Quem sabe, se alguns homens a lerem, não dirão simplesmente que na cabeça                                deles não existe compaixão, existem sim dó e pena, para se chegar a pedir-vos que iluminai os meus passos e traços, perdoando-vos por vossas condutas e posturas de não, arbitrárias e gratuitas, sou digno de dó e pena, um louco, varrido, esquizóide, neurastênico... Isso é um absurdo, é preciso haver sido esquecido pelos vermes que corroem a carne. Que a humanidade pereça no fogo do inferno – posso garantir-vos que alguns homens dirão isso, se  lerem  essa missiva, mas com o decorrer  dos dias, meses e anos chegarão a admitir  que é necessário aderir-se aos sonhos da humanidade.

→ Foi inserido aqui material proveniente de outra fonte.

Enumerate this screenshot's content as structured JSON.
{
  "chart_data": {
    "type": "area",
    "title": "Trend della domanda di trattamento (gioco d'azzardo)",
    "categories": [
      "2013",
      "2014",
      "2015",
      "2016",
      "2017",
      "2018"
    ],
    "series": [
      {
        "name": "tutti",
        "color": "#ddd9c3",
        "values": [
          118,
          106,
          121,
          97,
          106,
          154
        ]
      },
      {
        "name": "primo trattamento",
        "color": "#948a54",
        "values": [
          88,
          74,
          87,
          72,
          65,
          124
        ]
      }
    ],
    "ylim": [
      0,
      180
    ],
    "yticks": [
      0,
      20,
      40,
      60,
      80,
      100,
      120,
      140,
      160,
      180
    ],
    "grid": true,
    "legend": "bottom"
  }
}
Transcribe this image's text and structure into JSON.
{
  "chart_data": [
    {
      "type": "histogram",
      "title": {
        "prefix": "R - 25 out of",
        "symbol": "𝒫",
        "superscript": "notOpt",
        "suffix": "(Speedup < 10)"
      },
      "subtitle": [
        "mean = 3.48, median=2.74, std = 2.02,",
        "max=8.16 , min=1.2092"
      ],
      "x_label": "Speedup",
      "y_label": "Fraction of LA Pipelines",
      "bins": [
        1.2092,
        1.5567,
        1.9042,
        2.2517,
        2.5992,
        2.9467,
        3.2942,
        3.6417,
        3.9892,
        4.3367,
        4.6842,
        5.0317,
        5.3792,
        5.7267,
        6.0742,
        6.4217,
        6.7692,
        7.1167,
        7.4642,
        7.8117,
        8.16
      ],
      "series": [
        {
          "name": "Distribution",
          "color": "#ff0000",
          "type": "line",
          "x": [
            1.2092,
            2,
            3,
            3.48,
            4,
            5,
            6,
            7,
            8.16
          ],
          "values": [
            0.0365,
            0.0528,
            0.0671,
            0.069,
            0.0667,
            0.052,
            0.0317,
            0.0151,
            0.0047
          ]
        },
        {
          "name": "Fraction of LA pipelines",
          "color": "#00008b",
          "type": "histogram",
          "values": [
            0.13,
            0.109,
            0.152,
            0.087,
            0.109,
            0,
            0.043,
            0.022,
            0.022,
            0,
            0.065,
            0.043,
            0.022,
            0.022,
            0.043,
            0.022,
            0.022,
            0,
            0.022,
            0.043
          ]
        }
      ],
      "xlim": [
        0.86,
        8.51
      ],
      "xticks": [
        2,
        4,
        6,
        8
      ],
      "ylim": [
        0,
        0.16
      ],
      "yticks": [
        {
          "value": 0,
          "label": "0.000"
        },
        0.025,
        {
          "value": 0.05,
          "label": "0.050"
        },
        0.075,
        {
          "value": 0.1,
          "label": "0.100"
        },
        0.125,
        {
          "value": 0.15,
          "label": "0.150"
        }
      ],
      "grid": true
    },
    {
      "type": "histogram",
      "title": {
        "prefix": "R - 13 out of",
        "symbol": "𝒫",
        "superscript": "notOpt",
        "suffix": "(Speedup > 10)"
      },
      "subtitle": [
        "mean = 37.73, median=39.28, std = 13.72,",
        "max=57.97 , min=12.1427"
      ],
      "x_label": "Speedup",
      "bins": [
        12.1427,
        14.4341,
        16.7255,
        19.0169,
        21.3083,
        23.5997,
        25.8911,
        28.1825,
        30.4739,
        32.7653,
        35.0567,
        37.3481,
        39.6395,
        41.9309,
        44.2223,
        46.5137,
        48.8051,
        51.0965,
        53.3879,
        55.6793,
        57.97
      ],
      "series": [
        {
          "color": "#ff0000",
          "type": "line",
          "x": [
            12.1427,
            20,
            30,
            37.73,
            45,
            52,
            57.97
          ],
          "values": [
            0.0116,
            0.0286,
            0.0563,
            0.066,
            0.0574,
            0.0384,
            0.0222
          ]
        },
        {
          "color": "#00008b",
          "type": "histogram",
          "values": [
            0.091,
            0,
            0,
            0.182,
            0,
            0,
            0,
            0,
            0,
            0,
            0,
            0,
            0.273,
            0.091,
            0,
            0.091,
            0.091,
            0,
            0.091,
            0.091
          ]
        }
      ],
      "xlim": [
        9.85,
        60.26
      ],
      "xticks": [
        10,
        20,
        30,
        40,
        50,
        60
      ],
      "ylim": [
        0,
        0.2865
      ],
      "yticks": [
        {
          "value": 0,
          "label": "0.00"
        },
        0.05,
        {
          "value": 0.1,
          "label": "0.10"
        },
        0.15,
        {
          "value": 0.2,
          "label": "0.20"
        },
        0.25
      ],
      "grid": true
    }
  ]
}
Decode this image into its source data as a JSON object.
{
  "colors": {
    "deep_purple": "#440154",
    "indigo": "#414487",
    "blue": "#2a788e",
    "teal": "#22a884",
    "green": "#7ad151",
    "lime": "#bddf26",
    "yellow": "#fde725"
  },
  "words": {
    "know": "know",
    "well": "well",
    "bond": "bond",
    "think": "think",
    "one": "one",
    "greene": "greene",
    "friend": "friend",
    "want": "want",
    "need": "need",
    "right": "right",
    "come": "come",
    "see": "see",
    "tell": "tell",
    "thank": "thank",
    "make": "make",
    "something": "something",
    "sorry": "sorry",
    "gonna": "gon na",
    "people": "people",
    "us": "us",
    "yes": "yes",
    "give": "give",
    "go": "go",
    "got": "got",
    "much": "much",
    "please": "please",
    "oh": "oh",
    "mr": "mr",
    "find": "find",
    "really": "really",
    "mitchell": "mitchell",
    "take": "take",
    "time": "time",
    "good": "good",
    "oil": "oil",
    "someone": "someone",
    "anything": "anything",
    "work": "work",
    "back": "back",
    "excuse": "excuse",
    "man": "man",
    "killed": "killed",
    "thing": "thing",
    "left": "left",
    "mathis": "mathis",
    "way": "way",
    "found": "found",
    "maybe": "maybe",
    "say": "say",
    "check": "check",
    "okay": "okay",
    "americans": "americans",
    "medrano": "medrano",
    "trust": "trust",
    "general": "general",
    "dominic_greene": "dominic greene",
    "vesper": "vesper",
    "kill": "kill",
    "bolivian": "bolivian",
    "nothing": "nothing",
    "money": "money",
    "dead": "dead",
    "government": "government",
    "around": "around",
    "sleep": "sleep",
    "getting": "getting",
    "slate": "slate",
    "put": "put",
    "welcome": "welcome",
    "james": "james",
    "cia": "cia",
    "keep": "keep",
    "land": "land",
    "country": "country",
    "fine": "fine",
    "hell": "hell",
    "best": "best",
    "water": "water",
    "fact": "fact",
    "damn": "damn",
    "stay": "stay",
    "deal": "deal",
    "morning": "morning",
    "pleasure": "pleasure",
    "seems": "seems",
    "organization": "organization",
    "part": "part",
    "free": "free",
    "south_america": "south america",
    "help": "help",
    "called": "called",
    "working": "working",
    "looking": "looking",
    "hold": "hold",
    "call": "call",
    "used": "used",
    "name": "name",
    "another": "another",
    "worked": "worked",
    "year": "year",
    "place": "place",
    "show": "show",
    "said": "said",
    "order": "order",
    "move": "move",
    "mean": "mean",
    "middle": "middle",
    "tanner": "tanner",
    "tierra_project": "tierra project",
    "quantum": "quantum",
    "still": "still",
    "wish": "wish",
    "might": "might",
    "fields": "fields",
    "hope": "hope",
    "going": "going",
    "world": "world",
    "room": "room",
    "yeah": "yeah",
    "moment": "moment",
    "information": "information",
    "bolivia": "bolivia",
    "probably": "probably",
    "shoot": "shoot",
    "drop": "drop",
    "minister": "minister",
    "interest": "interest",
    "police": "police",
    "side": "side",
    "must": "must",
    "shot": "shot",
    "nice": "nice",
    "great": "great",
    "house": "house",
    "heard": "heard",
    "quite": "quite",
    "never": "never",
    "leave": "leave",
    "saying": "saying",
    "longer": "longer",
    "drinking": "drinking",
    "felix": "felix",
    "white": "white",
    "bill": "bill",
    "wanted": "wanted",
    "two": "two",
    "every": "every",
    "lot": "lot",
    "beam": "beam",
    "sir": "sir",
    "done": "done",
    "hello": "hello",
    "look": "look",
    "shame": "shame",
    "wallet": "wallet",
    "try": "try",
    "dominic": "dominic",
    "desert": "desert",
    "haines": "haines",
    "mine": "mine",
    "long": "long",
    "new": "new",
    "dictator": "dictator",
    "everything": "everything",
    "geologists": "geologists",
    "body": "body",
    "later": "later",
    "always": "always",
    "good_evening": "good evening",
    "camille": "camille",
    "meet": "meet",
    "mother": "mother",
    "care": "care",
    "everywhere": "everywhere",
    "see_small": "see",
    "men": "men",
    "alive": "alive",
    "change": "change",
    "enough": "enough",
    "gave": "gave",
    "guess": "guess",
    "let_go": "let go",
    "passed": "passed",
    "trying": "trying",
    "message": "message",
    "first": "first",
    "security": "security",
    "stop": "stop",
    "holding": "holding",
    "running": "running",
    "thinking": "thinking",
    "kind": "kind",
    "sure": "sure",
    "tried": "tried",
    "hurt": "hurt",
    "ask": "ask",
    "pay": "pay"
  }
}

Qual  o problema de a humanidade ser compassiva no silêncio, isso porque sabe ouvir, aconchegar  no peito, mostrar seus caminhos e trilhas desde toda a eternidade, e nunca perder a esperança, compassiva porque compreende e entende as dores e sofrimentos, e isto trazemos os homens dentro de nós, isto nos habita a todos, a imagem será revelada, pois todos já ouviram e sabem o que nos perpassa inteiros. Esse esgar que alguns dentre vós mostram em seus rostos, inclusive o olhar de esguelha, sei-o, tornou-se algo até vulgar de interpretá-lo de tanta asnice,quando alguém, me não recorda o nome, dissera que o mineiro só é solidário no câncer. São as tais frases ditas com o interesse de eternidade, já que nada puderam deixar no mundo que tivesse valor insofismável. Compreendo. Mas o que escrevo, podeis entender perfeitamente, é que no silêncio podemos conversar e nos entender, contribuindo cada um de nós com o crescimento e desenvolvimento de nós mesmos. Trocamos experiências e vivências. Ouço-vos dizer, alguns até murmuram, sussurram, mas ouço as vozes e a fala, podendo assim mostrar-me, identificar-me, contar de meus problemas, prazeres, dores, sofrimentos, alegrias, contentamentos em buscada     “felicidade”,  que é a nossa    vocação. E tantos caminhos sinuosos, não é verdade?